A collection of data in machine learning

Source: Internet
Author: User
Data Set Classification

in machine learning with supervised (supervise), datasets are often divided into two or three groups: the training set (train set) validation set (validation set) test set.

The training set is used to estimate the model, the validation set is used to determine the network structure or the parameters that control the complexity of the model, while the test set verifies the performance of the model that ultimately chooses the best.
Ripley, B.D (1996) gives the definition of these three words in his classic monograph pattern Recognition and neural networks.

Training set:
 A set of examples used for learning, which are to fit the parameters [i.e., weights] of the classifier.
  validation set: 
A set of examples used to tune the parameters [i.e., architecture, not weights] of a classifier, fo R example to choose the number of hidden units in a neural network. 
Test set:
 A set of examples used only to assess the performance [generalization] of a fully specified classifier.
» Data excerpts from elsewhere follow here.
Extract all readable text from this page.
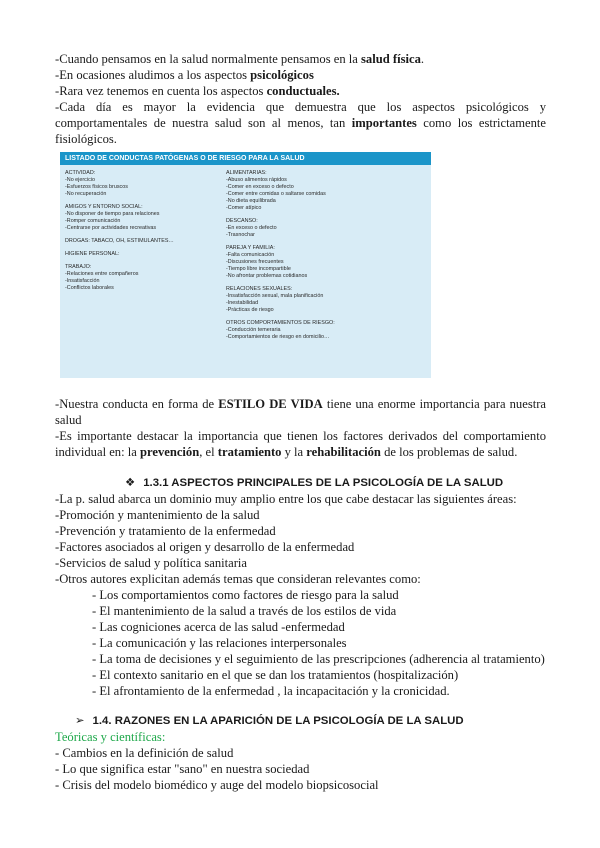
-Cuando pensamos en la salud normalmente pensamos en la salud física.
-En ocasiones aludimos a los aspectos psicológicos
-Rara vez tenemos en cuenta los aspectos conductuales.
-Cada día es mayor la evidencia que demuestra que los aspectos psicológicos y comportamentales de nuestra salud son al menos, tan importantes como los estrictamente fisiológicos.
LISTADO DE CONDUCTAS PATÓGENAS O DE RIESGO PARA LA SALUD
ACTIVIDAD:
-No ejercicio
-Esfuerzos físicos bruscos
-No recuperación
AMIGOS Y ENTORNO SOCIAL:
-No disponer de tiempo para relaciones
-Romper comunicación
-Centrarse por actividades recreativas
DROGAS: TABACO, OH, ESTIMULANTES…
HIGIENE PERSONAL:
TRABAJO:
-Relaciones entre compañeros
-Insatisfacción
-Conflictos laborales
ALIMENTARIAS:
-Abuso alimentos rápidos
-Comer en exceso o defecto
-Comer entre comidas o saltarse comidas
-No dieta equilibrada
-Comer atípico
DESCANSO:
-En exceso o defecto
-Trasnochar
PAREJA Y FAMILIA:
-Falta comunicación
-Discusiones frecuentes
-Tiempo libre incompartible
-No afrontar problemas cotidianos
RELACIONES SEXUALES:
-Insatisfacción sexual, mala planificación
-Inestabilidad
-Prácticas de riesgo
OTROS COMPORTAMIENTOS DE RIESGO:
-Conducción temeraria
-Comportamientos de riesgo en domicilio…
-Nuestra conducta en forma de ESTILO DE VIDA tiene una enorme importancia para nuestra salud
-Es importante destacar la importancia que tienen los factores derivados del comportamiento individual en: la prevención, el tratamiento y la rehabilitación de los problemas de salud.
❖ 1.3.1 ASPECTOS PRINCIPALES DE LA PSICOLOGÍA DE LA SALUD
-La p. salud abarca un dominio muy amplio entre los que cabe destacar las siguientes áreas:
-Promoción y mantenimiento de la salud
-Prevención y tratamiento de la enfermedad
-Factores asociados al origen y desarrollo de la enfermedad
-Servicios de salud y política sanitaria
-Otros autores explicitan además temas que consideran relevantes como:
- Los comportamientos como factores de riesgo para la salud
- El mantenimiento de la salud a través de los estilos de vida
- Las cogniciones acerca de las salud -enfermedad
- La comunicación y las relaciones interpersonales
- La toma de decisiones y el seguimiento de las prescripciones (adherencia al tratamiento)
- El contexto sanitario en el que se dan los tratamientos (hospitalización)
- El afrontamiento de la enfermedad , la incapacitación y la cronicidad.
➢ 1.4. RAZONES EN LA APARICIÓN DE LA PSICOLOGÍA DE LA SALUD
Teóricas y científicas:
- Cambios en la definición de salud
- Lo que significa estar "sano" en nuestra sociedad
- Crisis del modelo biomédico y auge del modelo biopsicosocial
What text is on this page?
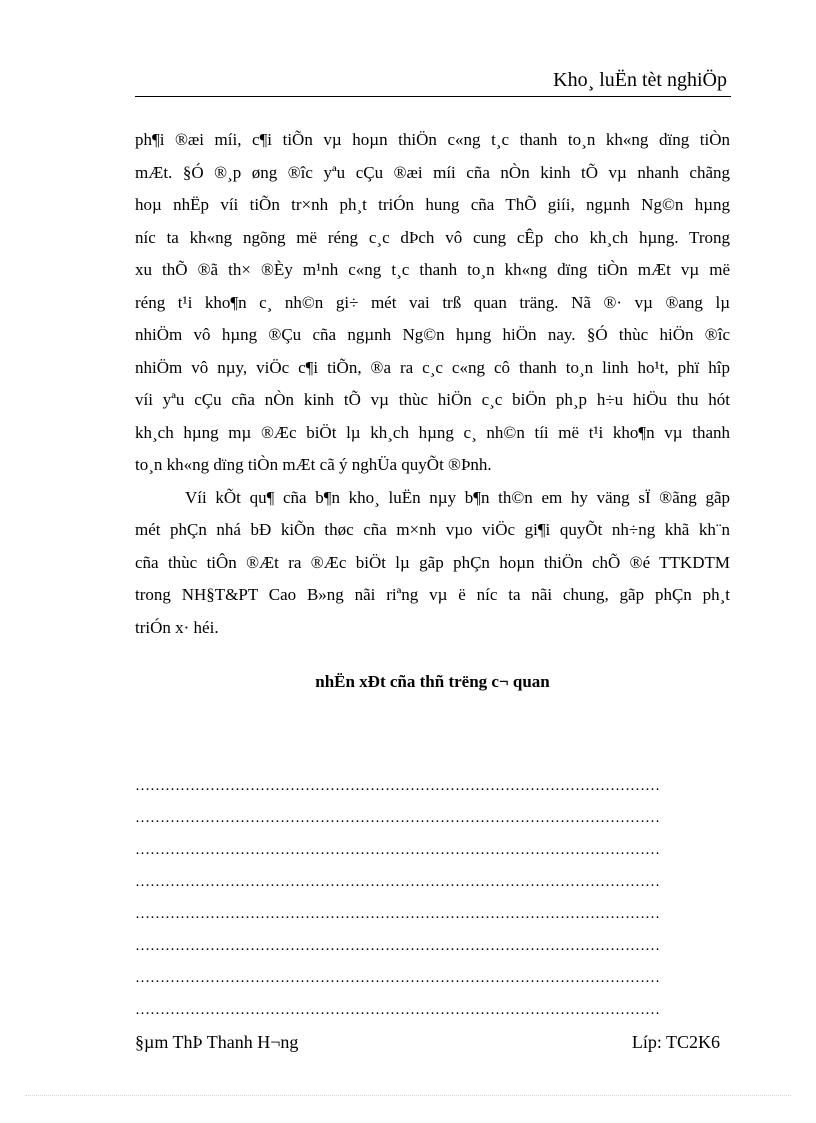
Kho¸ luËn tèt nghiÖp
ph¶i ®æi míi, c¶i tiÕn vµ hoµn thiÖn c«ng t¸c thanh to¸n kh«ng dïng tiÒn
mÆt. §Ó ®¸p øng ®îc yªu cÇu ®æi míi cña nÒn kinh tÕ vµ nhanh chãng
hoµ nhËp víi tiÕn tr×nh ph¸t triÓn hung cña ThÕ giíi, ngµnh Ng©n hµng
níc ta kh«ng ngõng më réng c¸c dÞch vô cung cÊp cho kh¸ch hµng. Trong
xu thÕ ®ã th× ®Èy m¹nh c«ng t¸c thanh to¸n kh«ng dïng tiÒn mÆt vµ më
réng t¹i kho¶n c¸ nh©n gi÷ mét vai trß quan träng. Nã ®· vµ ®ang lµ
nhiÖm vô hµng ®Çu cña ngµnh Ng©n hµng hiÖn nay. §Ó thùc hiÖn ®îc
nhiÖm vô nµy, viÖc c¶i tiÕn, ®a ra c¸c c«ng cô thanh to¸n linh ho¹t, phï hîp
víi yªu cÇu cña nÒn kinh tÕ vµ thùc hiÖn c¸c biÖn ph¸p h÷u hiÖu thu hót
kh¸ch hµng mµ ®Æc biÖt lµ kh¸ch hµng c¸ nh©n tíi më t¹i kho¶n vµ thanh
to¸n kh«ng dïng tiÒn mÆt cã ý nghÜa quyÕt ®Þnh.
Víi kÕt qu¶ cña b¶n kho¸ luËn nµy b¶n th©n em hy väng sÏ ®ãng gãp
mét phÇn nhá bÐ kiÕn thøc cña m×nh vµo viÖc gi¶i quyÕt nh÷ng khã kh¨n
cña thùc tiÔn ®Æt ra ®Æc biÖt lµ gãp phÇn hoµn thiÖn chÕ ®é TTKDTM
trong NH§T&PT Cao B»ng nãi riªng vµ ë níc ta nãi chung, gãp phÇn ph¸t
triÓn x· héi.
nhËn xÐt cña thñ trëng c¬ quan
……………………………………………………………………………………………
……………………………………………………………………………………………
……………………………………………………………………………………………
……………………………………………………………………………………………
……………………………………………………………………………………………
……………………………………………………………………………………………
……………………………………………………………………………………………
……………………………………………………………………………………………
§µm ThÞ Thanh H¬ng	Líp: TC2K6
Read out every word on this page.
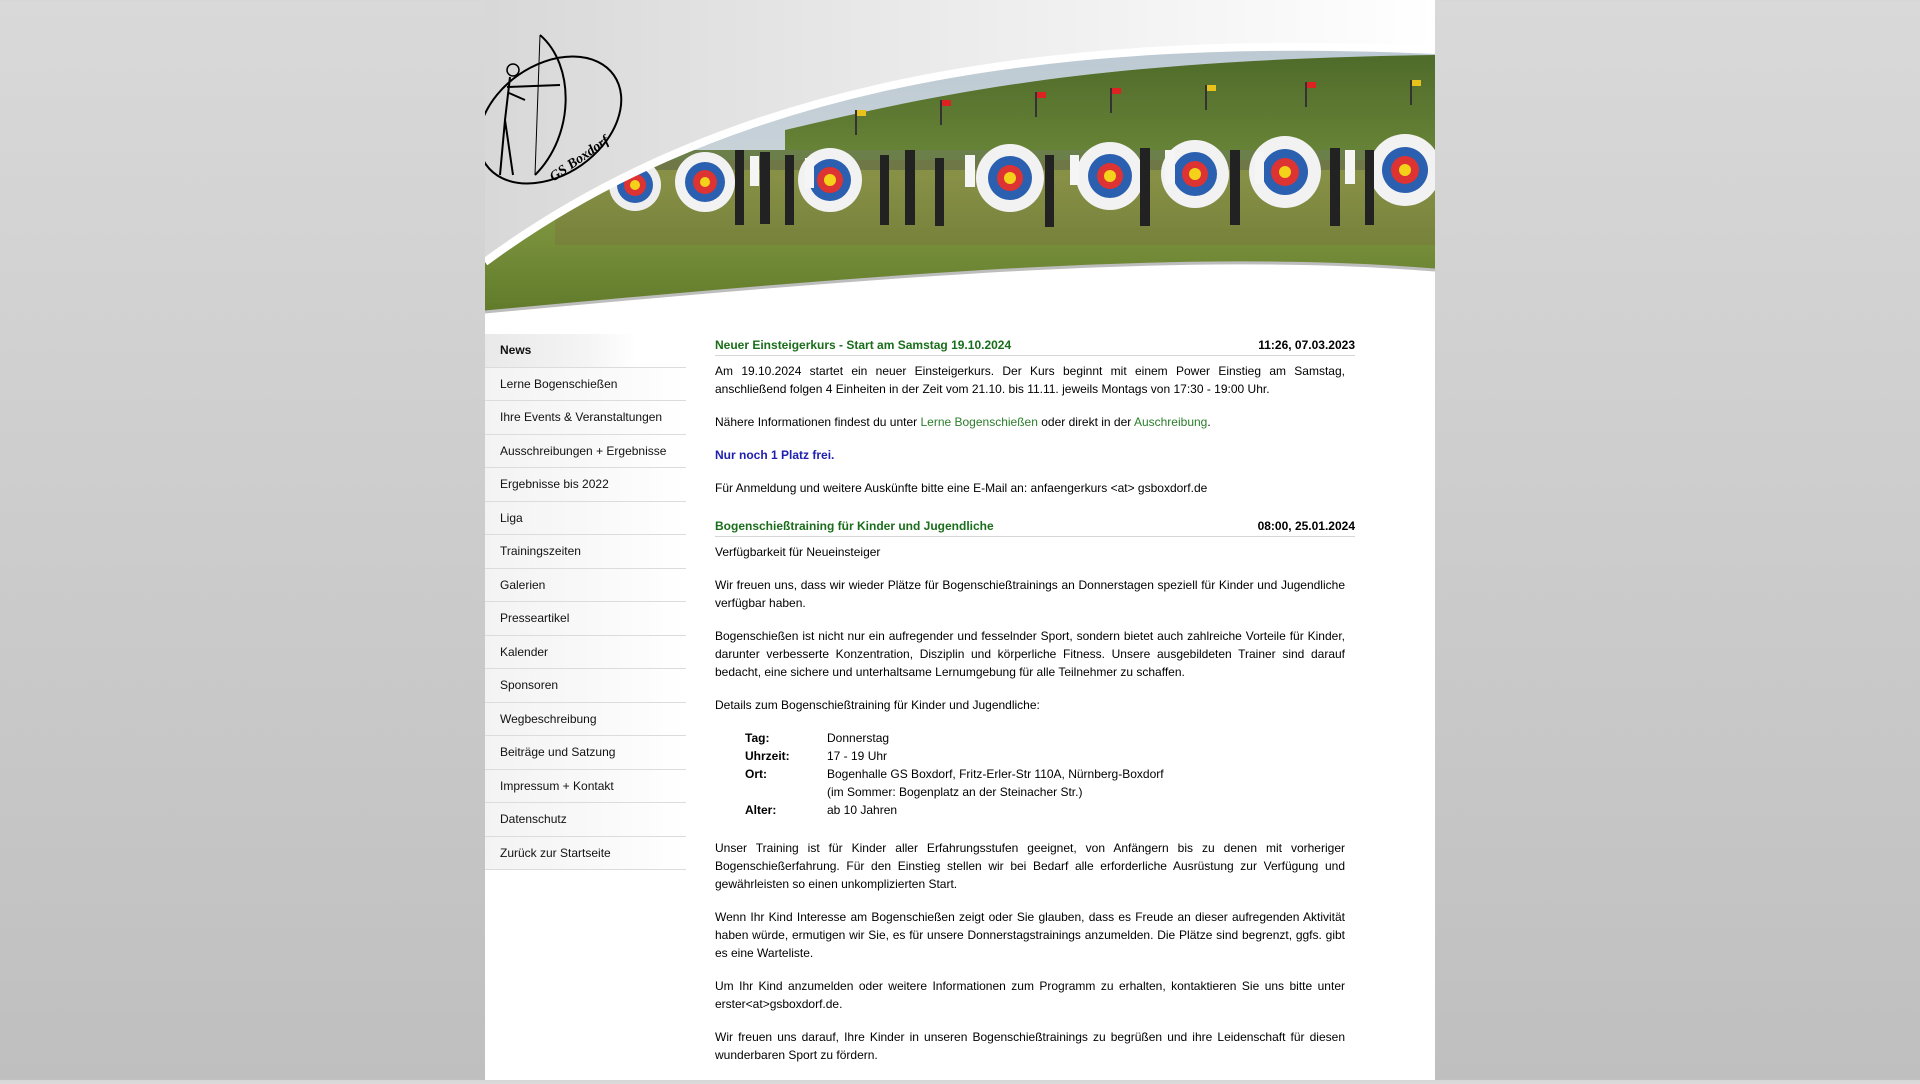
GS Boxdorf
News
Lerne Bogenschießen
Ihre Events & Veranstaltungen
Ausschreibungen + Ergebnisse
Ergebnisse bis 2022
Liga
Trainingszeiten
Galerien
Presseartikel
Kalender
Sponsoren
Wegbeschreibung
Beiträge und Satzung
Impressum + Kontakt
Datenschutz
Zurück zur Startseite
Neuer Einsteigerkurs - Start am Samstag 19.10.2024	11:26, 07.03.2023

Am 19.10.2024 startet ein neuer Einsteigerkurs. Der Kurs beginnt mit einem Power Einstieg am Samstag, anschließend folgen 4 Einheiten in der Zeit vom 21.10. bis 11.11. jeweils Montags von 17:30 - 19:00 Uhr.

Nähere Informationen findest du unter Lerne Bogenschießen oder direkt in der Auschreibung.

Nur noch 1 Platz frei.

Für Anmeldung und weitere Auskünfte bitte eine E-Mail an: anfaengerkurs <at> gsboxdorf.de

Bogenschießtraining für Kinder und Jugendliche	08:00, 25.01.2024

Verfügbarkeit für Neueinsteiger

Wir freuen uns, dass wir wieder Plätze für Bogenschießtrainings an Donnerstagen speziell für Kinder und Jugendliche verfügbar haben.

Bogenschießen ist nicht nur ein aufregender und fesselnder Sport, sondern bietet auch zahlreiche Vorteile für Kinder, darunter verbesserte Konzentration, Disziplin und körperliche Fitness. Unsere ausgebildeten Trainer sind darauf bedacht, eine sichere und unterhaltsame Lernumgebung für alle Teilnehmer zu schaffen.

Details zum Bogenschießtraining für Kinder und Jugendliche:

Tag:	Donnerstag
Uhrzeit:	17 - 19 Uhr
Ort:	Bogenhalle GS Boxdorf, Fritz-Erler-Str 110A, Nürnberg-Boxdorf
(im Sommer: Bogenplatz an der Steinacher Str.)
Alter:	ab 10 Jahren

Unser Training ist für Kinder aller Erfahrungsstufen geeignet, von Anfängern bis zu denen mit vorheriger Bogenschießerfahrung. Für den Einstieg stellen wir bei Bedarf alle erforderliche Ausrüstung zur Verfügung und gewährleisten so einen unkomplizierten Start.

Wenn Ihr Kind Interesse am Bogenschießen zeigt oder Sie glauben, dass es Freude an dieser aufregenden Aktivität haben würde, ermutigen wir Sie, es für unsere Donnerstagstrainings anzumelden. Die Plätze sind begrenzt, ggfs. gibt es eine Warteliste.

Um Ihr Kind anzumelden oder weitere Informationen zum Programm zu erhalten, kontaktieren Sie uns bitte unter erster<at>gsboxdorf.de.

Wir freuen uns darauf, Ihre Kinder in unseren Bogenschießtrainings zu begrüßen und ihre Leidenschaft für diesen wunderbaren Sport zu fördern.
Obviously, the training set is used to train the model or to determine the parameters of the model, such as the weights in Ann, etc., validation set is used to make model selection, that is, the final optimization and determination of the model, such as the structure of Ann, and test Set is purely to test the ability to promote a well-trained model. Of course, test set does not guarantee the correctness of the model, he just says similar data will be used in this model to produce similar results. In practice, however, the data set is generally divided into two categories, namely training set and test set, and most articles do not involve validation set. Select a training set and a test set

One of the typical divisions was that the training set accounted for 50% of the total sample, while the others accounted for 25% and three were randomly extracted from the sample. When the sample is small, the division above is not appropriate. The usual is to leave a few parts to do the test set. Then the K-fold cross-validation method is used for the remaining n samples. is to disrupt the sample, and then evenly divided into K-parts, take turns to choose the K-1 training, the remaining one to do the verification, calculate the sum of squares of the prediction error, and finally the K-th error squared and then the average to select the optimal model structure basis. The Special K takes N, is to leave a method (leave one out). Normalization of data

Data normalization belongs to the preprocessing of data. Because the sigmoid function is based on a different transformation, the output is between 0 and 1 or 1 to 1, so if you do not, the sample output will be out of the range of the neural network output. Select the maximum value Max and Min min to do the following transformations

x= (x-min)/(Max-min)

is normalization.
It is important to note that Max and Min should not be directly selected as the maximum and minimum values in X. The reason is that the sample is only limited observation, there may be larger or smaller observations, so the appropriate choice should be max selection xmax larger and min than xmin smaller. Normalization is not always suitable for preprocessing, because it does not make the distribution of asymmetric samples become more symmetrical, and standardization is better. In addition, the principal component analysis can also play a role in dimensionality reduction.

Contact Us

The content source of this page is from Internet, which doesn't represent Alibaba Cloud's opinion; products and services mentioned on that page don't have any relationship with Alibaba Cloud. If the content of the page makes you feel confusing, please write us an email, we will handle the problem within 5 days after receiving your email.

If you find any instances of plagiarism from the community, please send an email to: info-contact@alibabacloud.com and provide relevant evidence. A staff member will contact you within 5 working days.

A Free Trial That Lets You Build Big!

Start building with 50+ products and up to 12 months usage for Elastic Compute Service

  • Sales Support

    1 on 1 presale consultation

  • After-Sales Support

    24/7 Technical Support 6 Free Tickets per Quarter Faster Response

  • Alibaba Cloud offers highly flexible support services tailored to meet your exact needs.